I believe your approach is correct.

As a little bonus, here is my explanation, that is more intuitive. Because $\frac{1}{x}$ grows from 1 to infinity as x goes from 1 to 0, $\sin(\frac{1}{x})$ must oscillate as many times within the 0 to 1 range as a regular $\sin(x)$ function must oscillate between 1 and infinity, which is an infinite number of oscillations. $\sin(\frac{1}{x})$ must fit an infinite number of oscillations between 0 and 1, thus, it has to oscillate very rapidly.You can make this argument for any number other than 1, because there must also be an infinite number of oscillations between 0 and, say, 0.0000000001, or 0.0000000000000001, or something even smaller.

Your argument is correct, but you have a gap, some minor terminological issues, and the presentation is poor.

For the terminological issue, saying: "assume a period $p$ such that $\sin(1/x) = \sin(1/(x+p))$" strongly suggests that you are saying $\sin(1/x)$ is a periodic function with period $p$ which would mean $p$ is constant. Of course, as you show, $p$ is not constant, so this terminology is misleading.

The gap in your argument is when you say $\frac{1}{x}-\frac{1}{x+p} = K$ for a positive constant $K$. This can be made to be true, but you give no argument why, and the order of your presentation makes this not necessarily, let alone obviously, true. If, at this point in the argument, someone was still under the impression that $p$ was a constant, then this would be obviously false. Even if the reader hadn't assumed $p$ was constant, there's still no given reason to believe this is true.

The problem with your presentation (beyond the terminological one) is that you first assume that there is some function $p$ with the desired property, then you assume a statement which need not be true. It's not necessarily the case that if $\sin(1/x)=\sin(1/(x+p))$ that $\frac{1}{x}-\frac{1}{x+p}$ is a positive constant. You certainly give no argument for it. It's also not true for arbitrary $K$, even without knowing what $p$ is. You are not claiming this, but you give no argument any such $K$ exists. (From the perspective of first-order logic, essentially what's happening is that you are mixing around the order of quantifiers.)

Here's a rationalized version of what I think your intent was:

First, note that $\sin$ is a periodic function with period $2\pi k$ for any integer $k$. Set $K = 2\pi k$ for some positive $k$. Now $\sin(1/x) = \sin(1/x - K)$. Find $p(x)$ such that $\frac{1}{x} - K =\frac{1}{x+p(x)}$. We can do this by solving for $p(x)$ getting $p(x) = \frac{x}{1-Kx}-x$. From here proceed as the remainder of your argument.
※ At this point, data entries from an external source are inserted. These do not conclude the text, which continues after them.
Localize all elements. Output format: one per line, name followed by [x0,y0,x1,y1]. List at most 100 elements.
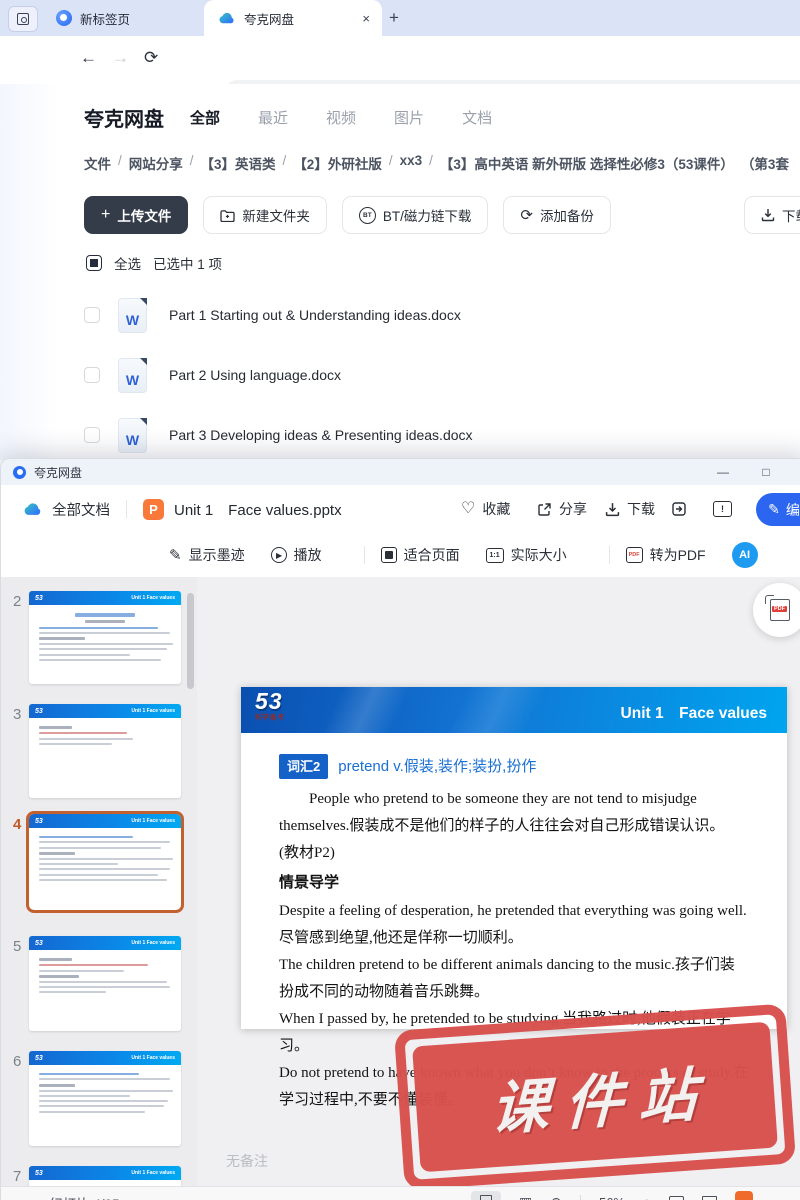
forward-icon[interactable]: → [112,48,129,68]
file-row[interactable]: W Part 2 Using language.docx [0,346,800,404]
slide-header: 53 科学备考 Unit 1 Face values [241,687,787,733]
breadcrumb-item[interactable]: 文件 [84,153,111,173]
tab-doc[interactable]: 文档 [462,107,492,128]
breadcrumb-item[interactable]: 【2】外研社版 [293,153,382,173]
slide-sentence: Despite a feeling of desperation, he pre… [279,903,747,946]
vocab-badge: 词汇2 [279,753,329,780]
close-tab-icon[interactable]: × [362,11,370,26]
zoom-in-icon[interactable]: + [643,1195,651,1200]
actual-size-button[interactable]: 1:1 实际大小 [485,545,567,565]
show-ink-button[interactable]: ✎ 显示墨迹 [169,545,245,565]
file-checkbox[interactable] [84,427,100,443]
thumbnail-slide-4-selected[interactable]: 4 53 Unit 1 Face values [1,811,197,914]
download-button[interactable]: 下载 [605,485,655,533]
window-title: 夸克网盘 [34,465,83,480]
upload-button[interactable]: + 上传文件 [84,196,189,234]
maximize-button[interactable]: □ [749,459,783,485]
thumbnail-slide-3[interactable]: 3 53 Unit 1 Face values [1,704,197,798]
reload-icon[interactable]: ⟳ [144,48,158,68]
favorite-button[interactable]: ♡ 收藏 [461,485,510,533]
download-button[interactable]: 下载 [744,196,800,234]
slide-preview: 53 科学备考 Unit 1 Face values 词汇2 pretend v… [241,687,787,1108]
tab-all[interactable]: 全部 [190,107,220,128]
stamp-text: 课件站 [489,1061,714,1143]
screen: 新标签页 夸克网盘 × + ← → ⟳ 夸克网盘 全部 最近 视频 图片 文档 … [0,0,800,1200]
save-to-drive-button[interactable] [671,485,687,533]
page-title: 夸克网盘 [84,109,164,131]
open-file-name: Unit 1 Face values.pptx [174,501,342,519]
viewer-status-bar: 幻灯片 4/25 ▦ ⊕ 56% + [1,1186,800,1200]
browser-logo-icon [56,10,72,26]
new-tab-button[interactable]: + [382,6,406,30]
back-icon[interactable]: ← [80,48,97,68]
ai-assistant-button[interactable]: AI [731,542,758,568]
breadcrumb-item[interactable]: 网站分享 [129,153,183,173]
divider [363,546,365,564]
all-docs-button[interactable]: 全部文档 [52,499,110,520]
thumbnail-slide-6[interactable]: 6 53 Unit 1 Face values [1,1051,197,1146]
play-button[interactable]: ▶ 播放 [270,545,322,565]
tab-video[interactable]: 视频 [326,107,356,128]
thumbnail-number: 5 [13,938,22,955]
close-button[interactable]: × [791,459,800,485]
thumbnail-slide-2[interactable]: 2 53 Unit 1 Face values [1,591,197,684]
divider [126,500,127,518]
fit-page-icon [380,547,397,563]
single-page-view-button[interactable] [471,1191,501,1200]
thumbnail-slide-7[interactable]: 7 53 Unit 1 Face values [1,1166,197,1186]
file-name[interactable]: Part 3 Developing ideas & Presenting ide… [169,427,473,443]
tab-image[interactable]: 图片 [394,107,424,128]
tab-label: 新标签页 [80,12,131,27]
fit-width-icon[interactable] [668,1195,684,1200]
share-icon [537,502,552,517]
bt-magnet-download-button[interactable]: BT BT/磁力链下载 [341,196,489,234]
thumbnail-scrollbar[interactable] [187,593,194,689]
file-checkbox[interactable] [84,367,100,383]
edit-button[interactable]: ✎ 编辑 [756,493,800,526]
action-buttons: + 上传文件 新建文件夹 BT BT/磁力链下载 ⟳ 添加备份 [84,196,611,234]
file-row[interactable]: W Part 3 Developing ideas & Presenting i… [0,406,800,460]
file-checkbox[interactable] [84,307,100,323]
new-folder-button[interactable]: 新建文件夹 [203,196,327,234]
pdf-quick-convert-button[interactable]: PDF [753,583,800,637]
breadcrumb-item[interactable]: （第3套 [741,153,789,173]
thumbnail-slide-5[interactable]: 5 53 Unit 1 Face values [1,936,197,1031]
actual-size-icon: 1:1 [485,547,504,563]
zoom-level: 56% [599,1195,625,1200]
add-backup-button[interactable]: ⟳ 添加备份 [503,196,611,234]
tab-new-page[interactable]: 新标签页 [44,0,206,36]
tab-quark-drive[interactable]: 夸克网盘 × [204,0,382,36]
slide-sentence: The children pretend to be different ani… [279,957,735,1000]
share-button[interactable]: 分享 [537,485,587,533]
selected-count: 已选中 1 项 [153,257,223,272]
highlight-tool-button[interactable] [734,1191,753,1200]
breadcrumb-item[interactable]: 【3】英语类 [201,153,276,173]
file-name[interactable]: Part 2 Using language.docx [169,367,341,383]
play-icon: ▶ [270,547,287,563]
tab-label: 夸克网盘 [244,12,295,27]
translate-icon[interactable]: ⊕ [550,1194,562,1200]
to-pdf-button[interactable]: PDF 转为PDF [625,545,706,565]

Per MathTrain's and my comments on the question, whether this proves that $\sin(1/x)$ "oscillates rapidly" depends on what "oscillates rapidly" means.

You have shown that if there is a period, then it must be infinitesimally small, which implies that the function under consideration must be constant. However, you don't consider the case where there is no period, which is the case that this problem falls under. Since $\sin\dfrac{1}{x}$ is not constant, then what you proved implies that $\sin\dfrac{1}{x}$ is not periodic.

Another approach is to consider the zeroes of the function $\sin\dfrac{1}{x}$.

Note that $\sin\dfrac{1}{x}=0$ if and only if $x=\dfrac{1}{k\pi}$, for some $k\in\mathbb{N}$. The sequence $a_k = \dfrac{1}{k\pi}$ approaches $0$ from above as $k\rightarrow\infty$, so then $\forall \varepsilon > 0$ there exist infinitely many $x\in(0,\varepsilon]$ such that $\sin\dfrac{1}{x}=0$. Each place that $\sin\dfrac{1}{x}$ hits zero corresponds to one half of a cycle of sine, so there are infinitely many oscillations in $(0,\varepsilon]$.